Written by: Mei Makino
Starring: Emma Galbraith, William Magnuson, Emily Garrett, Liz Waters, KaiChow Lau
Following specific formulas in particular genres creates a level of familiarity with knowing what to expect from the story overall. It can also be a bit restricting in the level of creativity possible if relying too much on it. Inbetween Girl does this with the teenage coming-of-age model but the level of genuine energy and deftness through its storytelling creates a special and distinct way of experiencing the tumultuous years of the protagonist’s life.
With her parents suddenly getting a divorce, young teenager Angie (Emma Galbraith) gets involved with her classmate sexually knowing he’s in a relationship with another girl. As their relationship continues in secret, Angie must make some big decisions about who she wants to be and how the relationship will progress.
As a whole, Inbetween Girl does not set out to be groundbreaking in its portrayal of its story. It provides a teenager dealing with turmoil at home and how it then seeps into her life at school and the relationships she has with their peers. Fairly standard but something special remains when thinking about the impact this film has. It comes not from the narrative as a whole, but rather the playful way in which the script brings the story to life and the wonderfully insightful performance by the lead actor. This film certainly has its formulaic moments, but rarely does it get told from the perspective of someone like Angie and this level of freshness on top of everything else this film has going for it makes for such an engaging viewing experience.

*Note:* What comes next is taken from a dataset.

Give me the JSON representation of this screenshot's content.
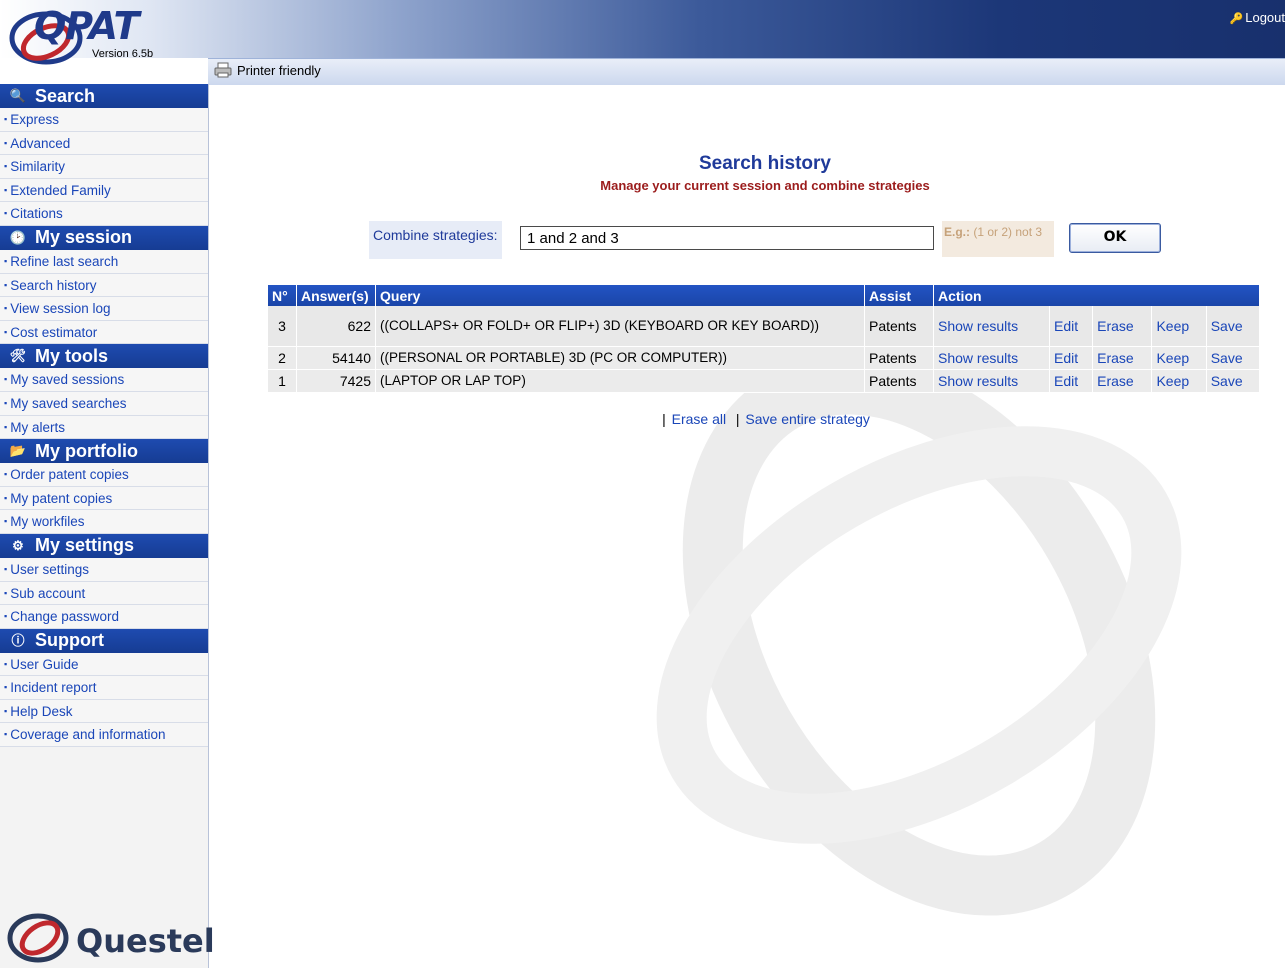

From the very start, Angie presents herself as quite the character to follow throughout this narrative seeing as she does not represent the typical character fixated on in coming of age tales. Part of it comes from these stories focusing on white perspectives, Angie’s perception of herself in a cultural sense as well as the typical teenage drama she has wrapped herself in brings such a refreshing look to how these stories can look. In a grander sense, the most integral feature of what makes this narrative stand out comes from the authenticity found in both the script and performances. Nothing in the feature feels overdone for the sake of creating drama. Trust me, being a teenager with the hormones they have to handle gives enough for our protagonist to worry about without adding cinematic troubles existing outside of reality.
Angie’s issues stem not only from her relationship with her friend, turned sexual partner in Liam (William Magnuson) but then how it turns out when she interacts with his girlfriend, Sheryl (Emily Garrett). It moves away from being more so about a forbidden romance but a tale about how teenagers can hurt each other in devastating ways but still learn from it. This serves as probably one of the greatest lessons a teenager could learn with the lowest possible stakes of it being a high school relationship. None of these kids will handle their emotional and sexual explorations in the cleanest of ways but the way the film manages Angie’s grave mistakes and the way she needs to reconcile them adds a level of maturity to the script and one allowing for intriguing exploration.
Much like many of my favorite films out of SXSW this year, the greatness of the film comes from the wonderful collaboration between the writer/director and the main star with this film being no different. Mei Makino establishes and presents the story in such an engaging manner in demonstrating what makes Angie so different from typical teens captured in cinematic projects. She lets the raw honesty of this story blend in crafting a character that would actually exist in the real world. Makino’s story idea would not work without the strong performance given by Emma Galbraith. Encapsulating the weirdness of her character without her becoming otherworldly, the work she does as Angie helps create such an endearing protagonist to follow through this messy time in her life. From the half-smiles, and sighs of disbelief, she continually helps add to what makes this such a breath of fresh air from a narrative perspective.
While feeling standard in moments, the distinct comedy and emotionally resonant sequences this film has to offer feel incredibly real. At times, this can be the greatest compliment a narrative can receive. It wants to give off an authentic experience for this young teenager and part of that comes from messing up to the degree where others get hurt. All comes part of the learning process, which comes naturally as part of the teenage experience. Inbetween Girl truly gets this sentiment and in the process creates such an easily loveable character to follow as her flaws become her most endearing qualities. I’m thankful to have had the opportunity to share in this learning experience for Angie and hopefully, others will also be able to unearth this little gem.